基金Project supported by the National Natural Science Foundation of China(Grant No.12264037)the Innovation Team of Colleges and Universities in Guangdong Province(Grant No.2021KCXTD040)+2 种基金Guangdong Province Education Department(Grant No.2023KTSCX174)the Key Laboratory of Guangdong Higher Education Institutes(Grant No.2023KSYS011)Science and Technology Bureau of Zhongshan(Grant No.2023B2035)。

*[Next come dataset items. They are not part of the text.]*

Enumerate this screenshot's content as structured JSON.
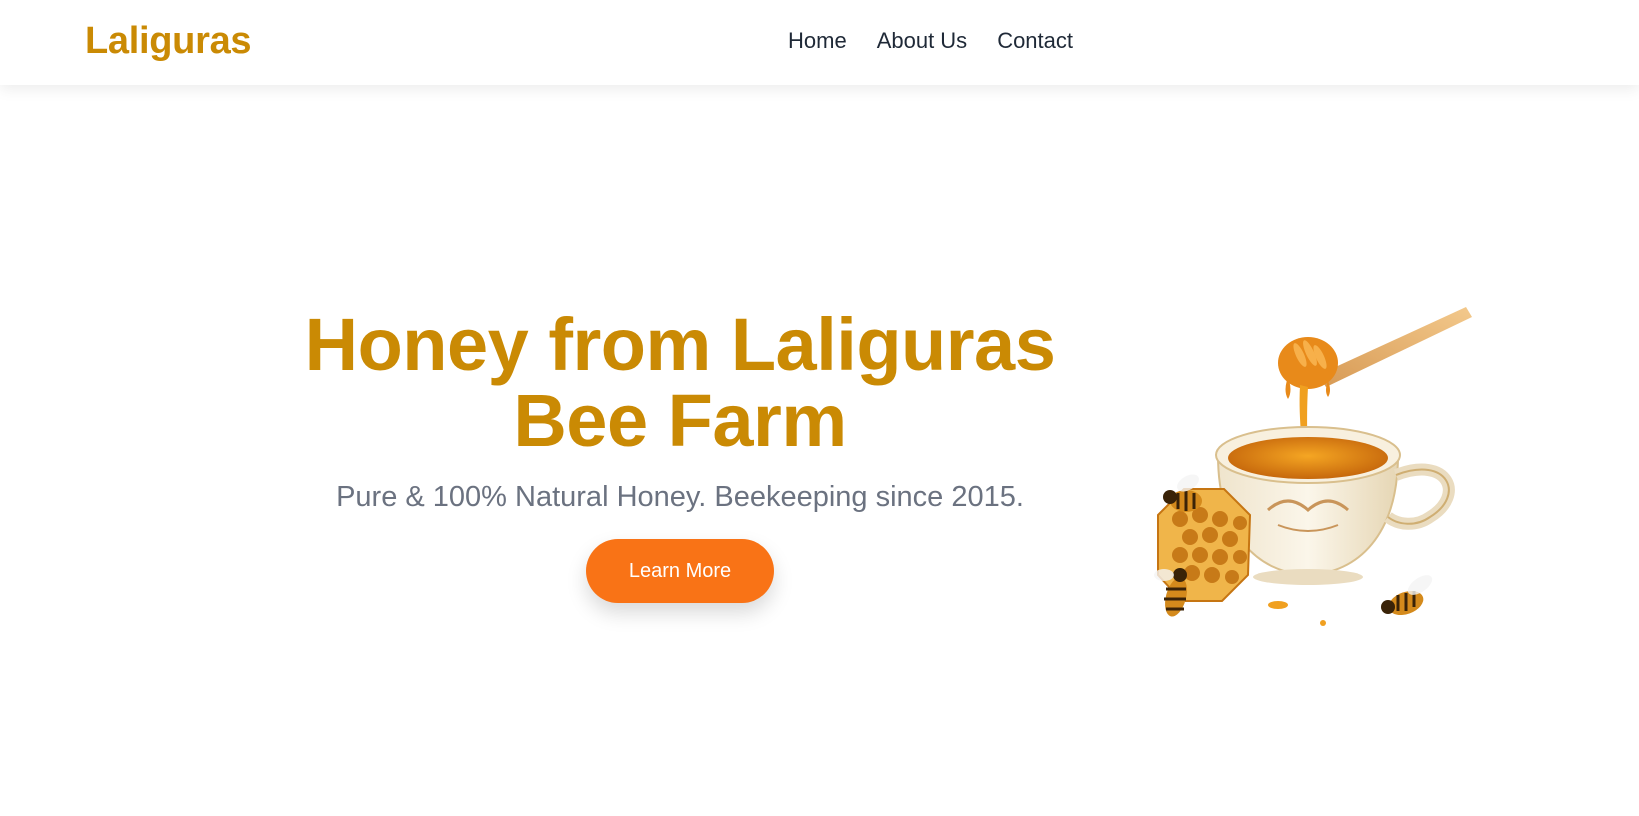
{
  "navbar": {
    "brand": "Laliguras",
    "links": [
      "Home",
      "About Us",
      "Contact"
    ]
  },
  "hero": {
    "title_line1": "Honey from Laliguras",
    "title_line2": "Bee Farm",
    "subtitle": "Pure & 100% Natural Honey. Beekeeping since 2015.",
    "cta_label": "Learn More",
    "image_icon": "honey-cup-with-bees-illustration"
  },
  "colors": {
    "brand": "#ca8a04",
    "accent": "#f97316",
    "text": "#1f2937",
    "muted": "#6b7280"
  }
}
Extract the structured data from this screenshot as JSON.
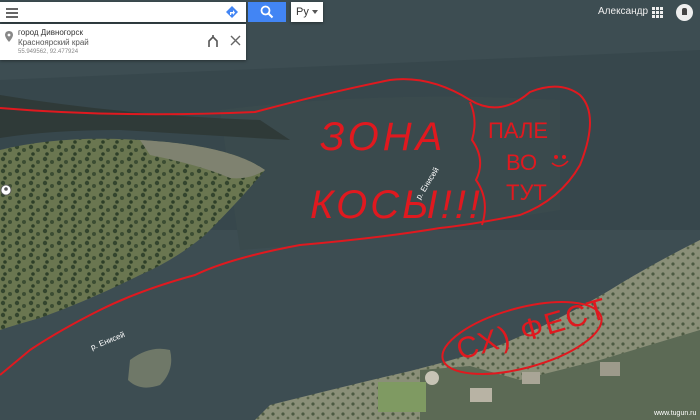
{
  "search": {
    "value": "",
    "placeholder": ""
  },
  "language": {
    "label": "Ру"
  },
  "user": {
    "name": "Александр"
  },
  "place": {
    "name": "город Дивногорск",
    "region": "Красноярский край",
    "coords": "55.949562, 92.477924"
  },
  "map": {
    "river_labels": [
      "р. Енисей",
      "р. Енисей"
    ],
    "annotations": {
      "zone_line1": "ЗОНА",
      "zone_line2": "КОСЫ!!!",
      "tent_line1": "ПАЛЕ",
      "tent_line2": "ВО",
      "tent_line3": "ТУТ",
      "fest": "СХ) ФЕСТ"
    },
    "annotation_color": "#e0191f"
  },
  "watermark": "www.tugun.ru",
  "icons": [
    "menu-icon",
    "directions-icon",
    "search-icon",
    "chevron-down-icon",
    "apps-grid-icon",
    "notifications-icon",
    "location-pin-icon",
    "route-icon",
    "close-icon",
    "smiley-icon"
  ]
}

文摘We theoretically study nonlinear thermoelectric transport through a topological superconductor nanowire hosting Majorana bound states(MBSs) at its two ends, a system named as Majorana nanowire(MNW). We consider that the MNW is coupled to the left and right normal metallic leads subjected to either bias voltage or temperature gradient. We focus our attention on the sign change of nonlinear Seebeck and Peltier coefficients induced by mechanisms related to the MBSs, by which the possible existence of MBSs might be proved. Our results show that for a fixed temperature difference between the two leads, the sign of the nonlinear Seebeck coefficient(thermopower) can be reversed by changing the overlap amplitude between the MBSs or the system equilibrium temperature, which are similar to the cases in linear response regime. By optimizing the MBS–MBS interaction amplitude and system equilibrium temperature, we find that the temperature difference may also induce sign change of the nonlinear thermopower. For zero temperature difference and finite bias voltage, both the sign and magnitude of nonlinear Peltier coefficient can be adjusted by changing the bias voltage or overlap amplitude between the MBSs. In the presence of both bias voltage and temperature difference, we show that the electrical current at zero Fermi level and the states induced by overlap between the MBSs keep unchanged, regardless of the amplitude of temperature difference. We also find that the direction of the heat current driven by bias voltage may be changed by weak temperature difference.